Chronique de Vasco Pulido
Valente
Observador – 24.12.2016
Hoje o mundo mudou. A
família alargada quase já não existe. Num T2, num T3 ou até num
T4, o espaço não chega para uma grande festa, o Natal ou outra. Era
melhor antigamente? Não acho.
O Natal da classe média
por volta de 1950
Os Correia Guedes
O meu avô Correia Guedes
tinha sete filhos, 18 netos, um genro e seis noras. Na noite de 24
para 25 de Dezembro, a minha avó (já viúva) reunia esta gente toda
em casa dela na Av. da Liberdade: uma casa enorme, onde não faltava
espaço e a mesa de oito metros com tampo de mármore e pés dourados
lembrava ainda melhores tempos. Mas valia a pena. Era aquela a
ocasião de ver primos, tios, parentes, que nunca se viam, de saber
da vida de cada um, de armar uma intriga ou outra e, principalmente,
de sentir que fazíamos parte de uma grande família. A confusão era
enorme, a comida e os vinhos não acabavam mais. Os doces, quase
sempre trazidos por vagas relações de segundo ou terceiro grau,
também não.
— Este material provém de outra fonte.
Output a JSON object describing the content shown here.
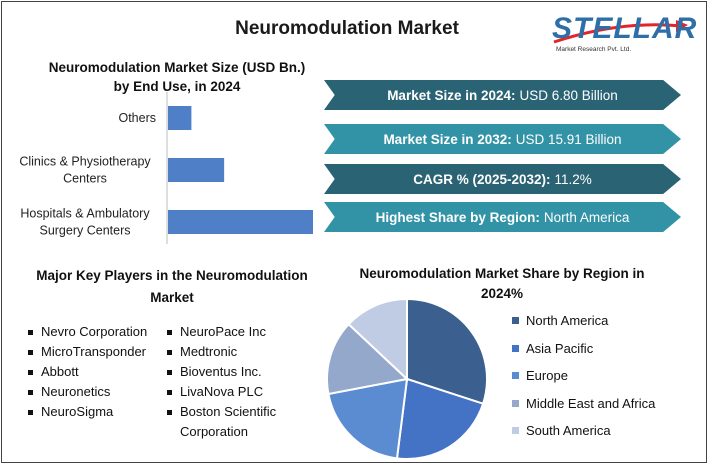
{
  "page": {
    "title": "Neuromodulation Market"
  },
  "logo": {
    "name": "STELLAR",
    "tagline": "Market Research Pvt. Ltd.",
    "color": "#2e6fa8"
  },
  "stats": [
    {
      "label": "Market Size in 2024:",
      "value": "USD 6.80 Billion",
      "color": "#2a6373"
    },
    {
      "label": "Market Size in 2032:",
      "value": "USD 15.91 Billion",
      "color": "#3293a6"
    },
    {
      "label": "CAGR % (2025-2032):",
      "value": "11.2%",
      "color": "#2a6373"
    },
    {
      "label": "Highest Share by Region:",
      "value": "North America",
      "color": "#3293a6"
    }
  ],
  "key_players": {
    "title": "Major Key Players in the Neuromodulation Market",
    "column1": [
      "Nevro Corporation",
      "MicroTransponder",
      "Abbott",
      "Neuronetics",
      "NeuroSigma"
    ],
    "column2": [
      "NeuroPace Inc",
      "Medtronic",
      "Bioventus Inc.",
      "LivaNova PLC",
      "Boston Scientific",
      "Corporation"
    ]
  },
  "chart_data": [
    {
      "type": "bar",
      "orientation": "horizontal",
      "title": "Neuromodulation Market Size (USD Bn.) by End Use, in 2024",
      "categories": [
        "Others",
        "Clinics & Physiotherapy Centers",
        "Hospitals & Ambulatory Surgery Centers"
      ],
      "category_lines": [
        [
          "Others"
        ],
        [
          "Clinics & Physiotherapy",
          "Centers"
        ],
        [
          "Hospitals & Ambulatory",
          "Surgery Centers"
        ]
      ],
      "values": [
        0.5,
        1.2,
        3.1
      ],
      "xlim": [
        0,
        3.1
      ],
      "bar_color": "#4f7fc6",
      "grid": false
    },
    {
      "type": "pie",
      "title": "Neuromodulation Market Share by Region in 2024%",
      "labels": [
        "North America",
        "Asia Pacific",
        "Europe",
        "Middle East and Africa",
        "South America"
      ],
      "values": [
        30,
        22,
        20,
        15,
        13
      ],
      "colors": [
        "#3b5f8e",
        "#4472c4",
        "#5b8bd0",
        "#94a8cc",
        "#c0cbe4"
      ],
      "legend": "right"
    }
  ]
}
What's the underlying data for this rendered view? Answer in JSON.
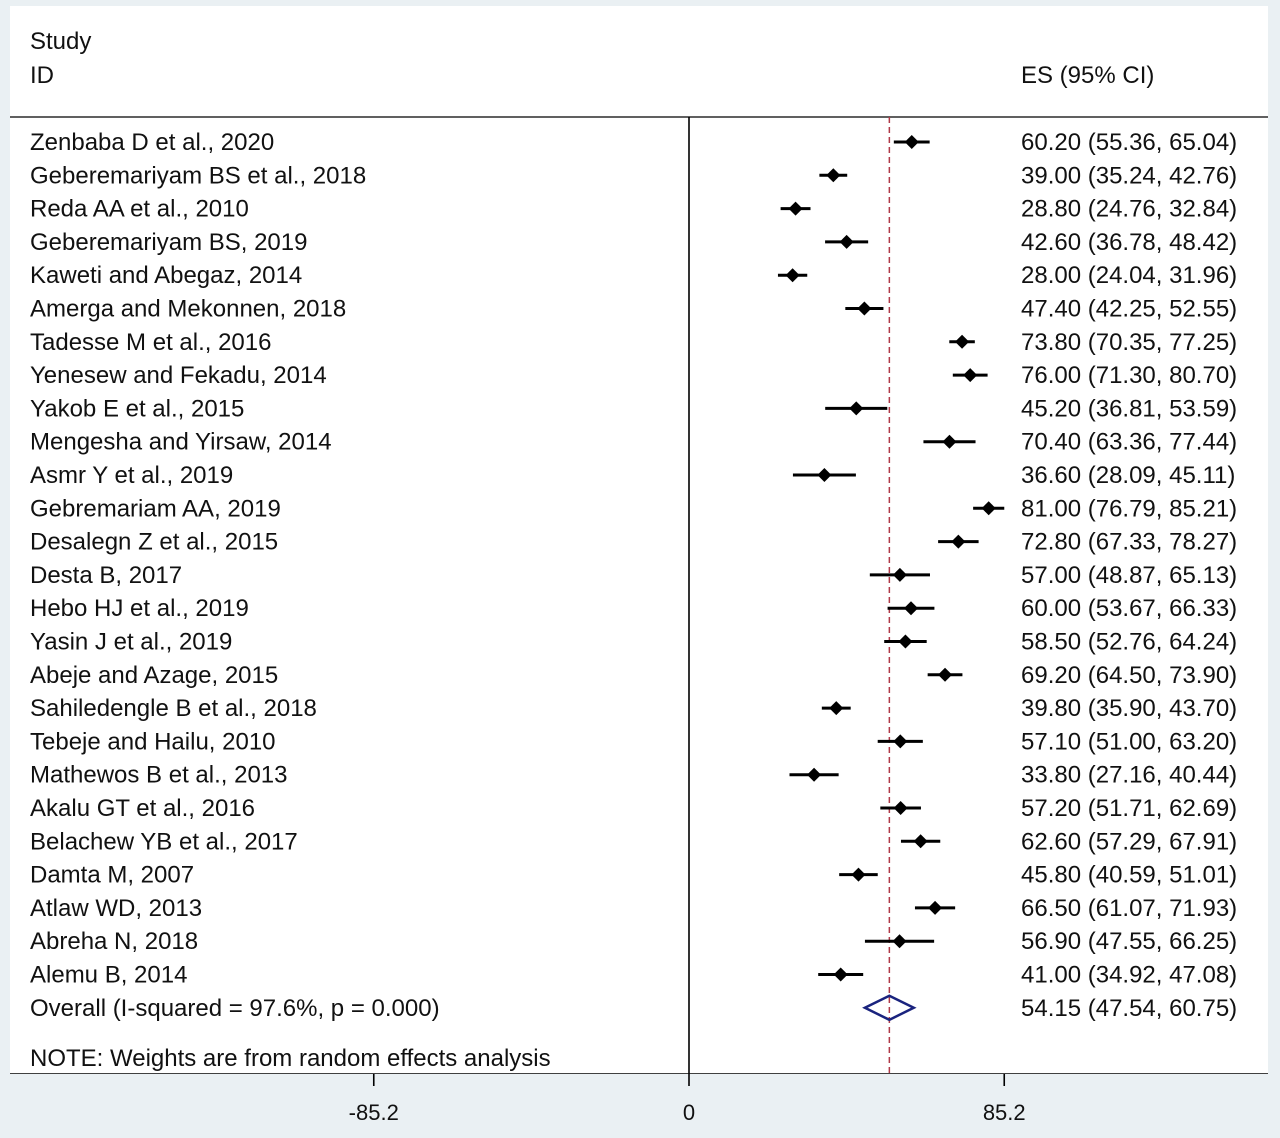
{
  "header": {
    "study_label": "Study",
    "id_label": "ID",
    "es_label": "ES (95% CI)"
  },
  "note": "NOTE: Weights are from random effects analysis",
  "chart_data": {
    "type": "forest",
    "xlim": [
      -125,
      160
    ],
    "ticks": [
      {
        "value": -85.2,
        "label": "-85.2"
      },
      {
        "value": 0,
        "label": "0"
      },
      {
        "value": 85.2,
        "label": "85.2"
      }
    ],
    "null_line": 0,
    "pooled_line": 54.15,
    "studies": [
      {
        "label": "Zenbaba D et al., 2020",
        "es": 60.2,
        "lo": 55.36,
        "hi": 65.04,
        "es_text": "60.20 (55.36, 65.04)"
      },
      {
        "label": "Geberemariyam BS et al., 2018",
        "es": 39.0,
        "lo": 35.24,
        "hi": 42.76,
        "es_text": "39.00 (35.24, 42.76)"
      },
      {
        "label": "Reda AA et al., 2010",
        "es": 28.8,
        "lo": 24.76,
        "hi": 32.84,
        "es_text": "28.80 (24.76, 32.84)"
      },
      {
        "label": "Geberemariyam BS, 2019",
        "es": 42.6,
        "lo": 36.78,
        "hi": 48.42,
        "es_text": "42.60 (36.78, 48.42)"
      },
      {
        "label": "Kaweti and  Abegaz, 2014",
        "es": 28.0,
        "lo": 24.04,
        "hi": 31.96,
        "es_text": "28.00 (24.04, 31.96)"
      },
      {
        "label": "Amerga and Mekonnen, 2018",
        "es": 47.4,
        "lo": 42.25,
        "hi": 52.55,
        "es_text": "47.40 (42.25, 52.55)"
      },
      {
        "label": "Tadesse M et al., 2016",
        "es": 73.8,
        "lo": 70.35,
        "hi": 77.25,
        "es_text": "73.80 (70.35, 77.25)"
      },
      {
        "label": "Yenesew and Fekadu, 2014",
        "es": 76.0,
        "lo": 71.3,
        "hi": 80.7,
        "es_text": "76.00 (71.30, 80.70)"
      },
      {
        "label": "Yakob E et al., 2015",
        "es": 45.2,
        "lo": 36.81,
        "hi": 53.59,
        "es_text": "45.20 (36.81, 53.59)"
      },
      {
        "label": "Mengesha and Yirsaw, 2014",
        "es": 70.4,
        "lo": 63.36,
        "hi": 77.44,
        "es_text": "70.40 (63.36, 77.44)"
      },
      {
        "label": "Asmr Y et al., 2019",
        "es": 36.6,
        "lo": 28.09,
        "hi": 45.11,
        "es_text": "36.60 (28.09, 45.11)"
      },
      {
        "label": "Gebremariam AA, 2019",
        "es": 81.0,
        "lo": 76.79,
        "hi": 85.21,
        "es_text": "81.00 (76.79, 85.21)"
      },
      {
        "label": "Desalegn Z et al., 2015",
        "es": 72.8,
        "lo": 67.33,
        "hi": 78.27,
        "es_text": "72.80 (67.33, 78.27)"
      },
      {
        "label": "Desta B, 2017",
        "es": 57.0,
        "lo": 48.87,
        "hi": 65.13,
        "es_text": "57.00 (48.87, 65.13)"
      },
      {
        "label": "Hebo HJ et al., 2019",
        "es": 60.0,
        "lo": 53.67,
        "hi": 66.33,
        "es_text": "60.00 (53.67, 66.33)"
      },
      {
        "label": "Yasin J et al., 2019",
        "es": 58.5,
        "lo": 52.76,
        "hi": 64.24,
        "es_text": "58.50 (52.76, 64.24)"
      },
      {
        "label": "Abeje and Azage, 2015",
        "es": 69.2,
        "lo": 64.5,
        "hi": 73.9,
        "es_text": "69.20 (64.50, 73.90)"
      },
      {
        "label": "Sahiledengle B et al., 2018",
        "es": 39.8,
        "lo": 35.9,
        "hi": 43.7,
        "es_text": "39.80 (35.90, 43.70)"
      },
      {
        "label": "Tebeje and Hailu, 2010",
        "es": 57.1,
        "lo": 51.0,
        "hi": 63.2,
        "es_text": "57.10 (51.00, 63.20)"
      },
      {
        "label": "Mathewos B et al., 2013",
        "es": 33.8,
        "lo": 27.16,
        "hi": 40.44,
        "es_text": "33.80 (27.16, 40.44)"
      },
      {
        "label": "Akalu GT et al., 2016",
        "es": 57.2,
        "lo": 51.71,
        "hi": 62.69,
        "es_text": "57.20 (51.71, 62.69)"
      },
      {
        "label": "Belachew YB et al., 2017",
        "es": 62.6,
        "lo": 57.29,
        "hi": 67.91,
        "es_text": "62.60 (57.29, 67.91)"
      },
      {
        "label": "Damta M, 2007",
        "es": 45.8,
        "lo": 40.59,
        "hi": 51.01,
        "es_text": "45.80 (40.59, 51.01)"
      },
      {
        "label": "Atlaw WD, 2013",
        "es": 66.5,
        "lo": 61.07,
        "hi": 71.93,
        "es_text": "66.50 (61.07, 71.93)"
      },
      {
        "label": "Abreha N, 2018",
        "es": 56.9,
        "lo": 47.55,
        "hi": 66.25,
        "es_text": "56.90 (47.55, 66.25)"
      },
      {
        "label": "Alemu B, 2014",
        "es": 41.0,
        "lo": 34.92,
        "hi": 47.08,
        "es_text": "41.00 (34.92, 47.08)"
      }
    ],
    "overall": {
      "label": "Overall  (I-squared = 97.6%, p = 0.000)",
      "es": 54.15,
      "lo": 47.54,
      "hi": 60.75,
      "es_text": "54.15 (47.54, 60.75)"
    },
    "colors": {
      "marker": "#000000",
      "pooled_line": "#b03a48",
      "diamond": "#1a237e",
      "axis": "#000000",
      "frame_bg": "#eaf0f3"
    }
  }
}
Naquela família de “direita” ninguém ia à missa,
nem se faziam discursos. Quanto muito, no fim de festa, o meu tio
Manuel, em nome do patriarca ausente, subia para uma cadeira e bebia
à saúde e prosperidade do rebanho. Não se davam presentes, talvez
por causa do número de crianças (uma boa desculpa) ou mais
provavelmente por causa das circunstâncias da família, que, fora
quatro ou cinco privilegiados, não eram boas. A minha avó, que
vivia como no fim do século XIX, com dama de companhia e três
criadas, gastava com energia as sobras de uma herança longínqua e
aos meus tios faltava o talento do pai para negócios. Apesar disso,
do ar de palpável decadência e de uma certa melancolia, o Natal
reconfortava as ruínas daquela família. Mal ou bem tinham
conseguido sobreviver sem desastres de maior e até, de longe em
longe, com um ocasional sucesso. Bem vestidos, bem comidos, com a
descendência à volta, o Natal, para eles, era um afirmação.
Os Pulidos
O Natal dos Pulidos
começava em Novembro com a compra de presentes: um trabalho difícil
que exigia muita astúcia e diplomacia. Era preciso ir ao encontro do
que as pessoas realmente queriam ou desejavam (o que exigia um ouvido
alerta e muita dissimulada troca de informação). E era preciso
“equilibrar” as coisas, ou seja, não dar a ninguém (tanto a
adultos, como a crianças) presentes que revelassem uma preferência
inoportuna ou fossem por si mesmos uma injustiça notória. Até ao
último minuto a espionagem (o que é que A tem para B?) e os
cálculos não paravam. Os Pulidos eram um clã, como não eram os
Correia Guedes, com um patriarca vivo, o meu avô Francisco Pulido
Valente, que – para tornar o quadro perfeito – fazia anos no dia
25 de Dezembro. A não ser pelas decorações, que evidentemente não
incluíam um presépio, o Natal não se distinguia bem dessa data
sagrada, numa família ateia e anticlerical.
Os festejos culminavam,
de resto, num almoço em casa do meu avô, com uma certa solenidade.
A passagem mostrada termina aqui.